Efdemin: Chicago

Efdemin
Chicago
Dial
2010-06-07

Chicago is the third most populous city in the United States. That population is very diverse. This means that the city has its own cultural platform, providing slices of thoroughbred Americana in its own distinct way. Indeed, it has all the ingredients that outisiders associate with New York. Both betray a tough, photogenic romance that it is ripe for local pride and those outsiders’ distant sentiments.

Chicago can also be recognized as the birthplace of modern electronic dance music. Interestingly, it is reported that a demanding Sun Ra once told his musicians that he would replace them with the drum machines pioneered in the city if they didn’t play to his liking. Further more, despite the rage evident on the city’s Disco Demolition Night, the Chicago house scene of the mid-1980s broke musical and cultural boundaries, bringing together men and women, black and white, and gay and straight, in a flurry of non-stop ecstatic dancing and drug taking.

When exported to Europe, Ibiza and, by 1988, to the British countryside, this became a revolution in popular culture, a challenge to Thatcher, which owed a great deal to the ethos of the 1960s. The movement, however, suffered from serious side-effects. One, a charming, if platitudinous, pseudo-spiritual gumption about unity. Two, the Criminal Justice Bill, which streamlined the movement into a money-making machine and spurred British superclub culture until its demise at the start of the 21st century. The children of methamphetamine woke up the next morning with mild, aimless depression.

Chicago is Efdemin’s second LP. His output is diverse, cerebral, and progressive. It is open to headphone honchos, but, equally at home on the dancefloor, it’s never self-serious or too satisfied with its own intelligence. There is, however, a central conflict between the album’s title and its content, a clear contradiction between directly referring to the Windy City, with all its cultural connotations and the city’s pivotal place in the history of electronic dance music, and being encased in a distinctly German minimalist aesthetic. Nevertheless, ‘Chicago’ seems to allude to a more general urban experience.

Like the cities we live in, the album is at times claustrophobic and oppressive. Moments of clarity are interrupted by a variety of distractions. Here, these take the form of detuned synth stabbings, hollow sirens, or the caffeinated jitter of run-on beats. On “Shoeshine”, these distractions are organic, more to do with human faculties than the machines that regulate our lives. Here, close interaction between percussion and jazz-inspired cymbal play contests the rigid, compressed, electronic drum structures. The album is full of crevices, back alleys, and unkempt hallways, as on opener “Cowbell” or “Oh My God”. The former is a murder mystery of a track, sheathed in the city’s smog that obscures our exploration. It is permeated by warped vibes playing far removed from the joy usually associated with the instrument. The latter creeps through the city, a strolling jazz suite, in search of things that crawl. It is eventually undercut by a busker’s mournful playing.
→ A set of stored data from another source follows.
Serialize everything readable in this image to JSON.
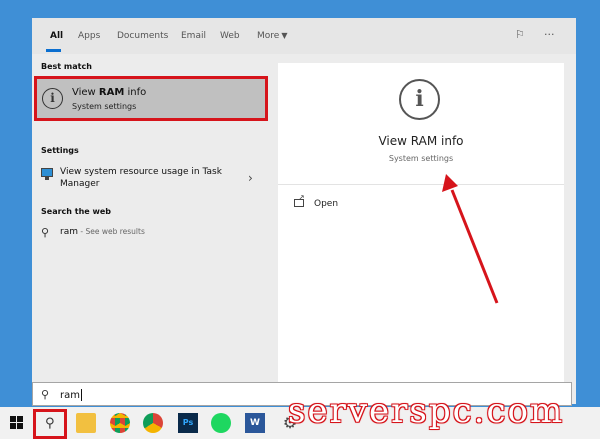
{
  "tabs": [
    {
      "label": "All",
      "active": true
    },
    {
      "label": "Apps"
    },
    {
      "label": "Documents"
    },
    {
      "label": "Email"
    },
    {
      "label": "Web"
    },
    {
      "label": "More"
    }
  ],
  "toolbar_icons": [
    "feedback-icon",
    "more-options-icon"
  ],
  "sections": {
    "best_match": "Best match",
    "settings": "Settings",
    "search_web": "Search the web"
  },
  "best_match_item": {
    "title_prefix": "View ",
    "title_bold": "RAM",
    "title_suffix": " info",
    "subtitle": "System settings"
  },
  "settings_item": {
    "label": "View system resource usage in Task Manager"
  },
  "web_item": {
    "query": "ram",
    "suffix": " - See web results"
  },
  "preview": {
    "title": "View RAM info",
    "subtitle": "System settings",
    "action_open": "Open"
  },
  "search": {
    "value": "ram"
  },
  "taskbar_apps": [
    "windows-start",
    "search",
    "file-explorer",
    "chrome",
    "chrome",
    "photoshop",
    "spotify",
    "word",
    "settings"
  ],
  "watermark": "serverspc.com",
  "colors": {
    "highlight_red": "#d6141b",
    "accent_blue": "#0b6fd0",
    "desktop_blue": "#3f8fd6"
  }
}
Indeed, on Chicago, Efdemin depicts a city of burst pipes and open windows that reveal its citizens’ taste in music without ever creating a clichéd period piece about run-down tenements or gun-wielding gangsters. The album invites the listener to take part in the musical experience, yet it conceals much of its intentions. At 76 minutes, this means that getting inside Chicago isn’t easy work.

“Night Train”, however, takes the familiarity of the trans-European express adventure, the concentric, circular, rhythms of travel, and applies it to something newer, faster, and shinier. The sonorous pop that punctuates the track is always another landmark passed and forgotten. Its polyrhythms are always the hypnosis of routine. Ultimately, it implies that, like many albums of this ilk, and many albums created by Efdemin’s contemporaries, Chicago is well, if not best, suited to soundtracking travel.

Overall, while the energy required to fully appreciate the scope of the record is likely to be too much for too many people, Chicago is certainly a success. It’s more secluded and subtle than Efdemin’s self-titled debut and, where ‘Lohn & Brot’ or ‘Le Ratafia’ from that record were instantly accessible without forfeiting their intelligence, Chicago, as a whole, internalizes its melodic intentions. Chicago’s vision is more sustained, subtle, and stately. It asks questions while taking us on a guided tour of our own cities. This, itself, will prompt further questions, further investigation, and further interest in urbanism.